The western media is quick to pick on any negative activity conducted by the Arabs and they magnify it. The western media has resorted to ethnic stereotyping when depicting Muslims. This has taken the form of anti-Semitism, the hostility towards the Jewish during the Second World War. Anti-Semitism was the most heinous expression of European antipathy towards Judaism. The creation of the state of Israel enhanced the spread of anti-Semitism sentiments in the global Muslim community and in the entire Arab world. These sentiments still remain strong today just as anti-Arab sentiments in the western world (Tucker and Roberts 111).

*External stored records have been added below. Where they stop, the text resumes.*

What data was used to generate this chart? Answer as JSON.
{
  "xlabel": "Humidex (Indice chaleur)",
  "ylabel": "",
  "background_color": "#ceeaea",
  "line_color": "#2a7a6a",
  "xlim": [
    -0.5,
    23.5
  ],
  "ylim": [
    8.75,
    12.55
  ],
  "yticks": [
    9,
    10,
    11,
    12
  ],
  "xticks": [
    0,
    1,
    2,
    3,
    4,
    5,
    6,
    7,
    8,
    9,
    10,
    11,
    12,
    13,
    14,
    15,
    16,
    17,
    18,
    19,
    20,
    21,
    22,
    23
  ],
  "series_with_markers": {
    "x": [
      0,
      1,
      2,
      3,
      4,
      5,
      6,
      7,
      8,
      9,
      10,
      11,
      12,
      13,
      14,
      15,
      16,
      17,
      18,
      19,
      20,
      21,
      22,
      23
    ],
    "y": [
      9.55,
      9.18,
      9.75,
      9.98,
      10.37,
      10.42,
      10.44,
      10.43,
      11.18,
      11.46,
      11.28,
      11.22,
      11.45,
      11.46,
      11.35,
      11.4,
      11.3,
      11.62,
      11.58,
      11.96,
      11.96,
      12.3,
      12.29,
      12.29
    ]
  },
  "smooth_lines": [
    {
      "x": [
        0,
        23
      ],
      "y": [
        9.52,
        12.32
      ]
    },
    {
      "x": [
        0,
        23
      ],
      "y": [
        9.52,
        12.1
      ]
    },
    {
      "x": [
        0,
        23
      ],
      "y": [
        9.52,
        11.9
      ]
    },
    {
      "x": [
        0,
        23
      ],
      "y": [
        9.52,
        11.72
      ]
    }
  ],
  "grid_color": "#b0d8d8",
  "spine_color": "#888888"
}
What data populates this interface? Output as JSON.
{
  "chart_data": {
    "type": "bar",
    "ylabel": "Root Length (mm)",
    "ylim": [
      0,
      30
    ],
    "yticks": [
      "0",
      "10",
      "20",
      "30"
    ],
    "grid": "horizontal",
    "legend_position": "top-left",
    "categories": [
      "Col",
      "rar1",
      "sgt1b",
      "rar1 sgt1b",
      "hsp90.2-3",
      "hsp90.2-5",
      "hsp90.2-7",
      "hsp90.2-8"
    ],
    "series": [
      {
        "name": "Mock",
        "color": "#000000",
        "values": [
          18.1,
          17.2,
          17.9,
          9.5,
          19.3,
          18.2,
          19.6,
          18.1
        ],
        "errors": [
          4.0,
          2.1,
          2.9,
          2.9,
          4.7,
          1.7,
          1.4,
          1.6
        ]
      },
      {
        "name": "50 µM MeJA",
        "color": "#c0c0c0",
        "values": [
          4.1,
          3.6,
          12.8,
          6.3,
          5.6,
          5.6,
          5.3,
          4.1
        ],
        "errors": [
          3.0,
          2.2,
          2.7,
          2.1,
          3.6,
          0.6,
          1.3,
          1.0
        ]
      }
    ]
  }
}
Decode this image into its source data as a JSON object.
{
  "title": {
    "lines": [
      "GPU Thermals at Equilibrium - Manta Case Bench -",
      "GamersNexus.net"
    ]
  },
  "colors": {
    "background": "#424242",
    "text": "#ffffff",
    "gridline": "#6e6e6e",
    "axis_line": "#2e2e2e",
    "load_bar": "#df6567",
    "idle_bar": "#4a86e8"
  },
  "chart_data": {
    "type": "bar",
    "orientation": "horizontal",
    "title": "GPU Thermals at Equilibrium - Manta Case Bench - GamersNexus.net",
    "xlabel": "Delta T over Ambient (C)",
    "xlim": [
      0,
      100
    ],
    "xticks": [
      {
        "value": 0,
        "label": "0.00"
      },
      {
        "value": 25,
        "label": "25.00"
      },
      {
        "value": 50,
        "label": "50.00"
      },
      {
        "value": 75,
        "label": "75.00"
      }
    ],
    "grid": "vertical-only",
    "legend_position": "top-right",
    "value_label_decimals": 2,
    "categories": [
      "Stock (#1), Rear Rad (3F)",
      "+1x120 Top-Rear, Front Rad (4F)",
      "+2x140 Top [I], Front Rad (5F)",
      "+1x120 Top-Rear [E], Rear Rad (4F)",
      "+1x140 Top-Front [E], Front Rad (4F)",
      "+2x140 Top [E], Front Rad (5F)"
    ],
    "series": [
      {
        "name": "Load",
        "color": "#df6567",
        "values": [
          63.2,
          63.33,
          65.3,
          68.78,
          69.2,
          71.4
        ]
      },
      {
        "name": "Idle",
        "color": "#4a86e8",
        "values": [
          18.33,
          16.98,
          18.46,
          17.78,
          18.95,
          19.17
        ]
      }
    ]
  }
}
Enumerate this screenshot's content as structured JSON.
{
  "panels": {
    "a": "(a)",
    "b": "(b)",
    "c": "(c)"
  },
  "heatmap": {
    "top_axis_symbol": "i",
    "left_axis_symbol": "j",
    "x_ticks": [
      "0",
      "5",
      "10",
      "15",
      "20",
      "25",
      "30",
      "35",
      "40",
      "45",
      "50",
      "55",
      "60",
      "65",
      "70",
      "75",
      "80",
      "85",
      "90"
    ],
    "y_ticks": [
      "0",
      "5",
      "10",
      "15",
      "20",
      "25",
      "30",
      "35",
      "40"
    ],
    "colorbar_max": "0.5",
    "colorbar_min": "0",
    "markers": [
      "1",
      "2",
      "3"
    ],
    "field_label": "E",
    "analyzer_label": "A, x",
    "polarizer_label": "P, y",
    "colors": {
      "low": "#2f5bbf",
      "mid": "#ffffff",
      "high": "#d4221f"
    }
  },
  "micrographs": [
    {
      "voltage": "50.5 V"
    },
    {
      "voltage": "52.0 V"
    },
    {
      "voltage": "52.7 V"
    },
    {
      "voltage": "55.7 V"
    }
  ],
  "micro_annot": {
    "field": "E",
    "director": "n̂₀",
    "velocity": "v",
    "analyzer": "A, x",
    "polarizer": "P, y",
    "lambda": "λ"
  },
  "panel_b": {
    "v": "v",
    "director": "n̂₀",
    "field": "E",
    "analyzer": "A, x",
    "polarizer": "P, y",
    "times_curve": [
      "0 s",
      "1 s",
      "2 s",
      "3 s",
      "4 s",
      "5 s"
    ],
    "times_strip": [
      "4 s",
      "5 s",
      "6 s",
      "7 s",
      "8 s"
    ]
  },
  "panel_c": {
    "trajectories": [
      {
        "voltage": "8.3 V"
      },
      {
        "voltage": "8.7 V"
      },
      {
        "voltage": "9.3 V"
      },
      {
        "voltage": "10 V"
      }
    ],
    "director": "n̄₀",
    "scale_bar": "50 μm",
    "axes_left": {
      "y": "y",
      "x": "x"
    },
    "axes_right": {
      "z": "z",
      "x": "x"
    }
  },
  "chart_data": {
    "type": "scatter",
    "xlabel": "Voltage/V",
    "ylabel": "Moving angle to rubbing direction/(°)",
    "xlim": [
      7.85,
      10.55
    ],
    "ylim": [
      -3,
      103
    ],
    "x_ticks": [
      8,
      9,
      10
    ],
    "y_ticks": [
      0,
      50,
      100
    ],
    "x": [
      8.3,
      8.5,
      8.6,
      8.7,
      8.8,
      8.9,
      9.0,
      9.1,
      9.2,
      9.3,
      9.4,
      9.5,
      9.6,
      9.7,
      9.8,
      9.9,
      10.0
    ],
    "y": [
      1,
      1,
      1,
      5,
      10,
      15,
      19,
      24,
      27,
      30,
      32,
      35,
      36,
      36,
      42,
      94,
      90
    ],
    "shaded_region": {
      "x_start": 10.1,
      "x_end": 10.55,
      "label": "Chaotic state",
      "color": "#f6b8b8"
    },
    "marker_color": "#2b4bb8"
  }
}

Before the World War 11, anti-Semitism was a discrimination against Jews as an ethnic group and a religion. During this period, the definition of anti-Semitism was very complex. The strong anti-Semitism sentiments were due to prejudices, dialogue and stereotypes associated with the Jews. The western media has perpetuated the wring perception that Islam is a very backward religion and it depicts Muslims as fundamentalists using religion to justify and further their course. This creates avoidance and panic. The political discussion regarding Islam and the western media creates a platform for stereotyping (Kincheloe and Steinberg 20).
In both Islam phobia and anti-Semitism, religion is applied as a tool of creating fear and maintaining status quo. Anti-Semitism feelings was propagated by pre-World War 11 stereotyping of the Jews as people determined to take over the world and creation of the fear that Europe will no longer be Europe. There was artificial perception that Jews are penetrating from within. Both anti-Semitism and Islam-phobia are comparable in the sense that the stereotypes were formed to propagate it and to reinforce discrimination and prejudice (Kincheloe and Steinberg 22).
The orientalist discourse, women used their position to enter the Muslim female space and also to collect any evidence of the victimhood of Muslim woman. There were very many paintings that sought to depict a typical Muslim woman. The paintings by Brown illustrated the victimization of Muslim women by Islamic practices of sexual segregation and polygamy. Orientalist feminists identify feminism as a dichotomy between the west and the orient. Orientalist is considered as a place of religious dogma, irrationality and backwardness and this identified by the treatment of women. The orientalist discourse paints a monolithic picture of victimized women of orient that require to be rescued. In the Muslim world, women are portrayed as an oppressed lot and need empowerment (Sharma 196). The Muslim is depicted as a society with widespread inequalities. The women are depicted based on scientific knowledge and they are viewed as emotional, sentimental, passive and intellectually inferior. Both Muslim men and women are seen as unified and homogeneous static things and that they both carry inherent characteristics. The depiction however reinforces the superhot of man over women.
Works Cited
Kincheloe, Joe L, and Shirley R. Steinberg. The Miseducation of the West: How Schools and the Media Distort Our Understanding of the Islamic World. Westport, Conn: Praeger, 2004. Print.
Sharma, Arvind. The World's Religions: A Contemporary Reader. Minneapolis: Fortress Press, 2011. Print.
Tucker, Spencer, and Priscilla M. Roberts. The Encyclopedia of the Arab-Israeli Conflict: A Political, Social, and Military History. Santa Barbara, Calif: ABC-CLIO, 2008. Print.